Building RAG with Chinese LLMs: From Document Processing to Vector Search
Build a complete RAG (Retrieval-Augmented Generation) system using ChinaWHAPI model combinations, covering document chunking, embedding, vector search, and generation.
RAG Workflow
RAG = Retrieval + Augmented + Generation. The core idea is to first retrieve relevant content from a knowledge base before generating an answer, then combine the retrieved results with the original question for the LLM to produce an answer.
Document Processing
Split long documents into appropriately sized chunks (typically 500-1000 characters), each chunk independently embedded. This improves retrieval accuracy and helps control costs.
Vector Search
Use an embedding model to convert each chunk into a vector, stored in a vector database (e.g., Milvus, Pinecone, Qdrant). At retrieval time, convert the user's question into a vector and find the most similar chunks using cosine similarity.
Generation Phase
{"model":"qwen3.6-plus","messages":[{"role":"system","content":"You are a technical support assistant.

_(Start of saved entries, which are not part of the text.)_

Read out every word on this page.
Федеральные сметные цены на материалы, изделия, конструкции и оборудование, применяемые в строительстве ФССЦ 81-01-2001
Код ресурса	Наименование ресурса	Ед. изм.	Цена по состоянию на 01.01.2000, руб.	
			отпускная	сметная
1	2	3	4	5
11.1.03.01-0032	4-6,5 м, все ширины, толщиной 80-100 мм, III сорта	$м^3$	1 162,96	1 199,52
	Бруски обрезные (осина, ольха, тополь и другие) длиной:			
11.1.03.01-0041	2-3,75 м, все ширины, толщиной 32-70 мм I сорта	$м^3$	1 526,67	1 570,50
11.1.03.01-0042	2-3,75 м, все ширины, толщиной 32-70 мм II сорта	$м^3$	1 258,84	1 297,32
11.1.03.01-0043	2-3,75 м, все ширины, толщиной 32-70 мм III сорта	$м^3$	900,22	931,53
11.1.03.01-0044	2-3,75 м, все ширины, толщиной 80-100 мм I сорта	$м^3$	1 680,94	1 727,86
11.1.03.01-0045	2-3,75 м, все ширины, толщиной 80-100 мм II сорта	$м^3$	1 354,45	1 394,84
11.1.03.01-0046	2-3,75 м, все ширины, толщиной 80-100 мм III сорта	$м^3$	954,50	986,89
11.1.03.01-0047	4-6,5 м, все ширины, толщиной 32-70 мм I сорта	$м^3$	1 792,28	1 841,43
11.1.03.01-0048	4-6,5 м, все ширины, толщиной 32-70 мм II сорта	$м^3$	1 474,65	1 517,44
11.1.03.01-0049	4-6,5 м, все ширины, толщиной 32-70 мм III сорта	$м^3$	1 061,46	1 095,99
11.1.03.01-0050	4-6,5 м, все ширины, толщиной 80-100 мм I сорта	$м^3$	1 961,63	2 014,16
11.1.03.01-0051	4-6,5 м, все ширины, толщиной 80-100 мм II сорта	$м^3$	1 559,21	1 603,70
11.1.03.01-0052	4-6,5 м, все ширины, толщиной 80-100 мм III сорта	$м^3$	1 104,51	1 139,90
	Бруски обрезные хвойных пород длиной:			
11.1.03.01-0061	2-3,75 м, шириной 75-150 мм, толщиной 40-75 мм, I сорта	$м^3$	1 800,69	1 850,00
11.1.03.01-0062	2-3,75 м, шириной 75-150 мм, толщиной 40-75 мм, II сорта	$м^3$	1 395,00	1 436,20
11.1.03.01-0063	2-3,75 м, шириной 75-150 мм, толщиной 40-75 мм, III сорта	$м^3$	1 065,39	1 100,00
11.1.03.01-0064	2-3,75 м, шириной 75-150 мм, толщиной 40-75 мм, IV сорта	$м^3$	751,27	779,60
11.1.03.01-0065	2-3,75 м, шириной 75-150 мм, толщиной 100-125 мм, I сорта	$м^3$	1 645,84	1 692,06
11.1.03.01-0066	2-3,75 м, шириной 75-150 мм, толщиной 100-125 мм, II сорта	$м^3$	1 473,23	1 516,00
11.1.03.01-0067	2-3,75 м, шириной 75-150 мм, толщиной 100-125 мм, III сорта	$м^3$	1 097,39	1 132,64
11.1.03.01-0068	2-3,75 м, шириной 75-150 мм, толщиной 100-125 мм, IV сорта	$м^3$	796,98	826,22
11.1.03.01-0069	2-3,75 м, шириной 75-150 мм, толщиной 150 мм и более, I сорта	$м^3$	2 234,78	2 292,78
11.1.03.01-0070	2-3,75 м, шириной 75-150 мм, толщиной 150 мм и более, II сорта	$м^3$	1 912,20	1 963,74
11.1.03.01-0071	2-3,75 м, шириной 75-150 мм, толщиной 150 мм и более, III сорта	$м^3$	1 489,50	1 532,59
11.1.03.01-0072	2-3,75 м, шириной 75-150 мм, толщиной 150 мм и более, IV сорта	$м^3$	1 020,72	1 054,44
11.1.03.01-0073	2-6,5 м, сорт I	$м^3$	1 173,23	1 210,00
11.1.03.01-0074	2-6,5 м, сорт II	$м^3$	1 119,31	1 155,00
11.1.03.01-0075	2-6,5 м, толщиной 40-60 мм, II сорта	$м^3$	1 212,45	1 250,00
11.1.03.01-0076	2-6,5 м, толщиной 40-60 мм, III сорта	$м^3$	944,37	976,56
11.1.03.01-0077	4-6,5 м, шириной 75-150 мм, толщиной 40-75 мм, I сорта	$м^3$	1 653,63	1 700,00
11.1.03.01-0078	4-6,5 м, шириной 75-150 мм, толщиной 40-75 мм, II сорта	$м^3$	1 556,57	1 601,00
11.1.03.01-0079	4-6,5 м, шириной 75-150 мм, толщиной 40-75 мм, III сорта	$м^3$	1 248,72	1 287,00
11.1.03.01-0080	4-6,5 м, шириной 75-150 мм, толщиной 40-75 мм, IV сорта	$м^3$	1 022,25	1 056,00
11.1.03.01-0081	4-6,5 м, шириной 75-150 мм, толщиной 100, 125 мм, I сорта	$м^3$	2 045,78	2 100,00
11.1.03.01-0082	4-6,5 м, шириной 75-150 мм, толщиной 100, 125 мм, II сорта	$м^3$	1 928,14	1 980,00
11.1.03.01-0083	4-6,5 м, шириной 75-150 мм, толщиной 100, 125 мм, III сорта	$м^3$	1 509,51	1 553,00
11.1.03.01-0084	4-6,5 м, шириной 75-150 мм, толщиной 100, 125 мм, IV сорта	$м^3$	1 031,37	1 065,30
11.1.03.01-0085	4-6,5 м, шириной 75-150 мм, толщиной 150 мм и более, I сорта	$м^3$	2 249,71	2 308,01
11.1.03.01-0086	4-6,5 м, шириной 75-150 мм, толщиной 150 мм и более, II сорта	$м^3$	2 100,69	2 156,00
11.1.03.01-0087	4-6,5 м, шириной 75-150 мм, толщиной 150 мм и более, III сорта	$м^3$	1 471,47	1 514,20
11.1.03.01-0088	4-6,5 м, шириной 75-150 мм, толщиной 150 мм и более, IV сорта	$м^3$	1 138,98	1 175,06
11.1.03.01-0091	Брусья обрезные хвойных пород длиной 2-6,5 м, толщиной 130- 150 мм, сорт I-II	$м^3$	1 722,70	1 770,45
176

Answer user questions based on the following reference materials. If the materials don't contain relevant information, say so honestly, do not fabricate."},{"role":"user","content":"Reference materials: {retrieved_chunks}
Question: {question}"}]}ChinaWHAPI's Role in RAG
ChinaWHAPI provides all required models: embedding models for vectorization, DeepSeek V4 Flash for initial recall filtering, Qwen3.6 Plus for final generation, and Kimi K2.6 for ultra-long documents.